An inter-satellite dynamic ranging algorithm based on two-way time synchronization
Feijiang Huang1, 2, Jun Yang1, Xiaochun Lu3, 4, Qingxiao Shan1, Yongbin Zhou1, Jianyun Chen1, Zhuli Hu1
1College of Mechatronic and Automation, National University of Defense Technology, Changsha 410073, China
2Department of Electronics and Communication Engineering, Changsha University, Changsha 410022, China
3National Time Service Center, Chinese Academy of Sciences, Xi’an 710600, China
4Key Laboratory of Precision Navigation and Timing Technology, Chinese Academy of Sciences, Xi’an 710600, China
Inter-satellite precise ranging is the foundation for all aerospace application systems in realizing autonomous navigation. To acquire a high-accuracy inter-satellite range, this study investigates an inter-satellite dynamic ranging algorithm.

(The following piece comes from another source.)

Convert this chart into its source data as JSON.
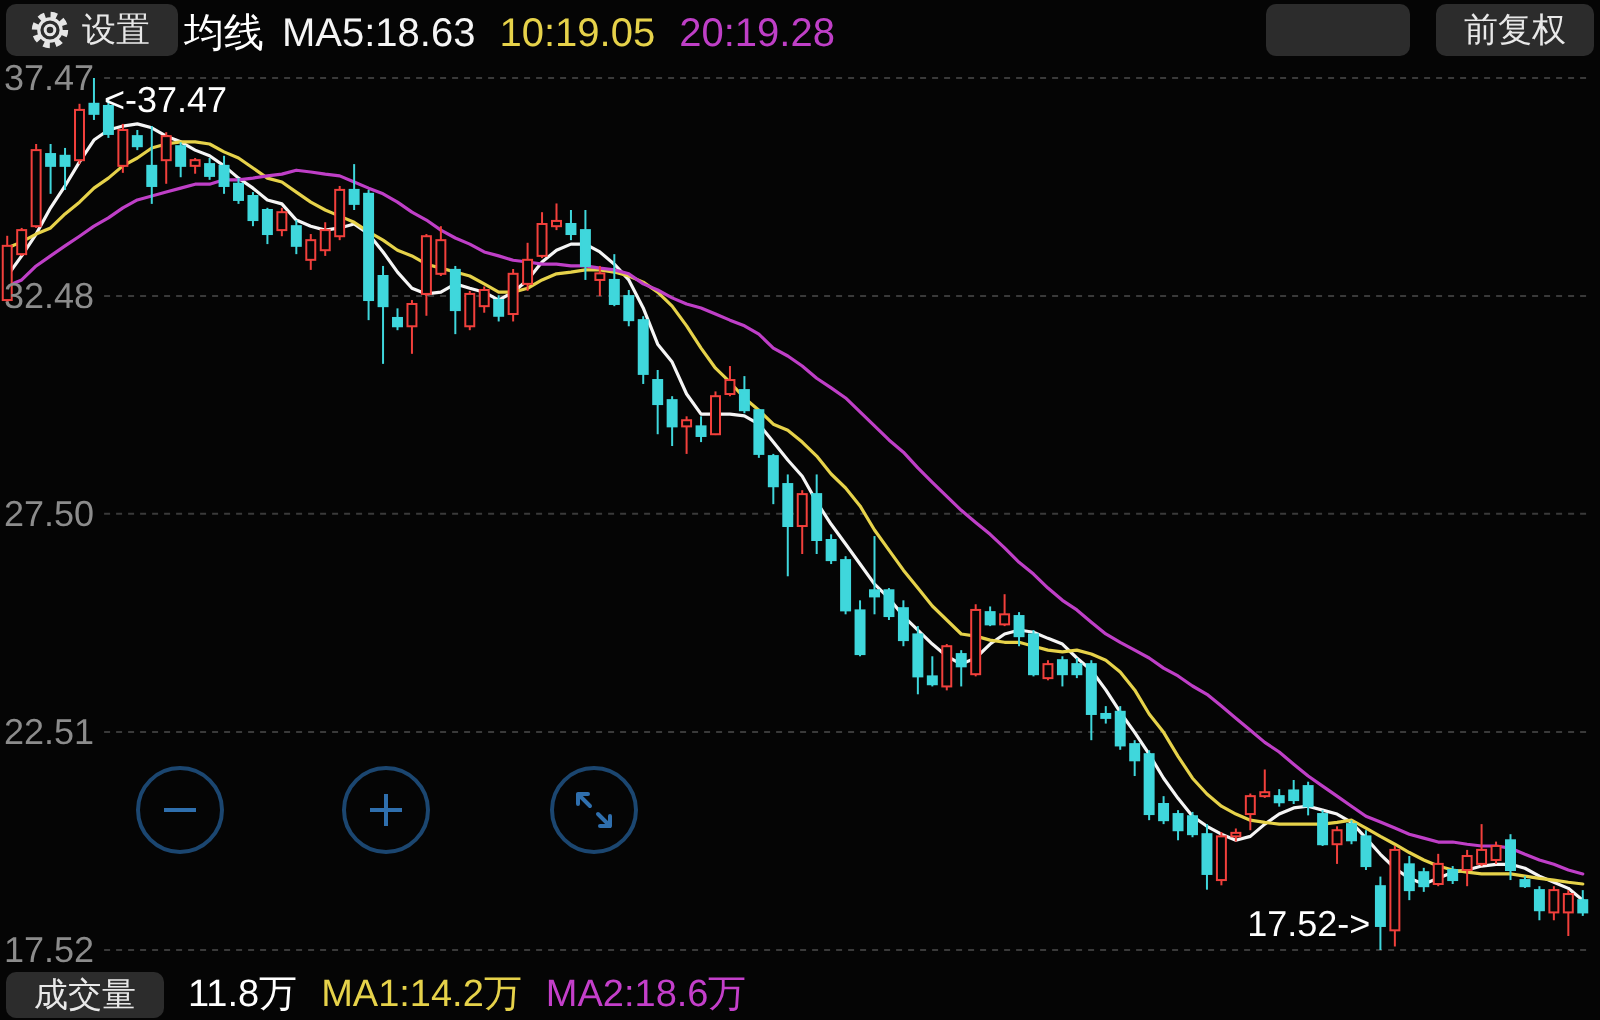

Referring to the simulation of inter-satellite range variation rules in constellation, this study analyzes the negative impact of satellite motion on inter-satellite ranging and proposes corresponding improved methods to eliminate the major error caused by satellite motion. This algorithm solves the minimal error in inter-satellite range using a combination of inter-satellite range fitting polynomial and inter-satellite clock-offset fitting polynomial, both of which are generated by two-way time synchronization data. Simulation calculation results show that the accuracies of inter-satellite ranging can be controlled within 3m provided that simulation error is considered. The algorithm can be used to improve the accuracy of inter-satellite dynamic ranging of various aerospace application systems.